Lately there has been a lot of controversy over the recent announcements by Mozilla, YouTube and Vimeo about their support of HTML5 video. The controversy lies in the codec used to display that video, and how supporting one codec over another could unravel the fabric the web is made of.
To get to the point, it all boils down to licensing rights. YouTube announced that they were using the H.264 video codec to support HTML5 video. This was soon followed by an announcement by Vimeo, another video site, that they will also support HTML5 using the H.264 codec. Apple’s Safari is also using the H.264 codec. Dailymotion and Wikipedia have gone with support for Ogg Theora, an open source video codec. Mozilla hasn’t settled on which codec they will support, and Google’s Chrome supports both codecs.
Remember the controversy when Unisys started asking for licensing revenue for the GIF format based on compression patents it held? The GIF format had been used by sites online for years, but they didn’t start asking for revenue until 1999. By supporting H.264, YouTube, Vimeo and Safari are solidifying the use of H.264’s in HTML5 video. The Unisys debacle will pale in comparison to the issues that will arrise if this happens with HTML5 video.
While it may be okay to use the H.264 video codec for the time being, at some point companies will have to start licensing the H.264 codec from the industry group that owns the MPEG-LA codec, and this will mean big bucks. Huge, gigantic bucks. And that spells trouble for the web.

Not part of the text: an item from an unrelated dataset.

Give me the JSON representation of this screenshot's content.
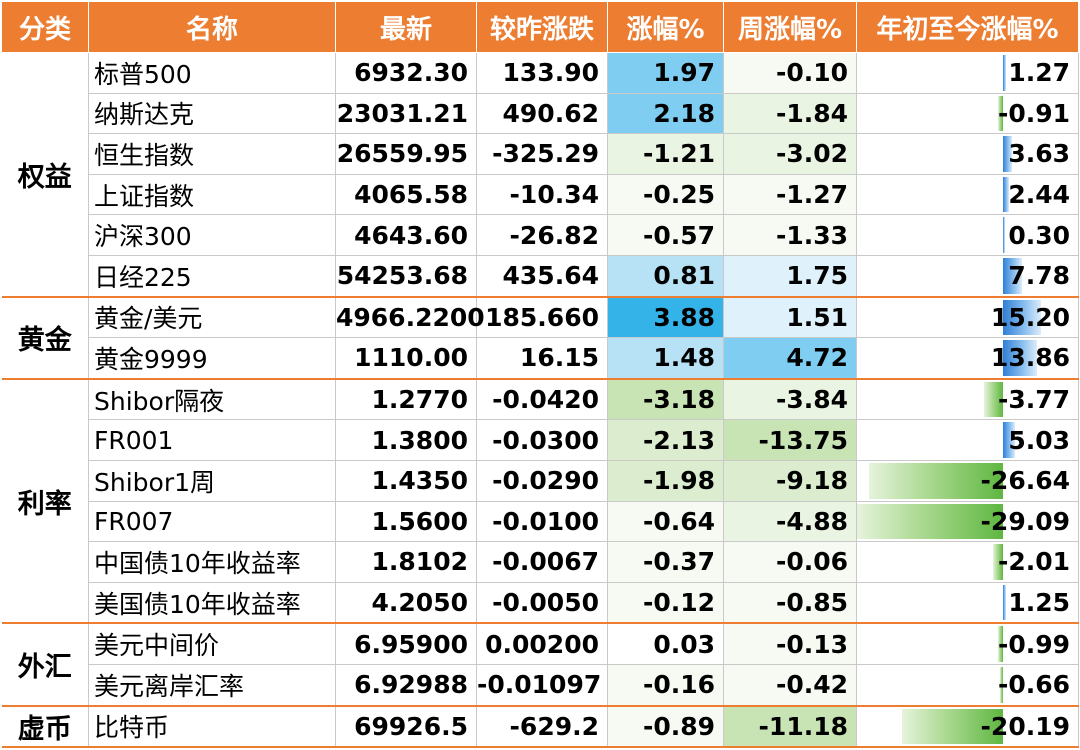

There are two sides to this argument: one group feels like the web should be freely shared and distributed, in all forms of the media that makes up the web, while the other group feels that if the media of the web is free for all, nobody will be able to create a viable business around the creation and distribution of that media.
The W3C, who is still busy working out the HTML5 standards, believe that the web is free, and so should the technology that is used to produce the web. With the inclusion of the video tag in HTML5, they did it under the assumption that a single, royalty-free standard codec would be accepted and used. The Ogg Theora open source video codec could have been the codec they were looking for, but companies such as Google were against it, stating that its performance lacked, and that if everyone used the codec, bandwidth from video usage would cripple the internet as we know it.
Hogwash. As Mozilla contributor Christopher Blizzard recently stated in his blog, “These moves by Google and Vimeo (and before either of them, DailyMotion) show that things are changing for the better, and faster than I think anyone could have imagined. The players from Google and Vimeo do present a pretty serious problem, though. Each of these require a proprietary H.264 codec to be able to view them. These codecs aren’t compatible with the royalty-free web standards that the rest of the Web is built on. The fact that they are being so unabashedly hyped along with the new darling of the Web — HTML 5 — means that most people don’t understand that something very dangerous is taking place behind the scenes.”
Will the web remain free, or will it become like the Napster we know today, a pay-per-view medium that places money before artistic expression and freedom. This is a very valid question in these times, especially when companies such as the New York Times recently announced that users will no longer be able to access their content for free–it will be subscription-based. Is that the web we will all be faced with in the near future?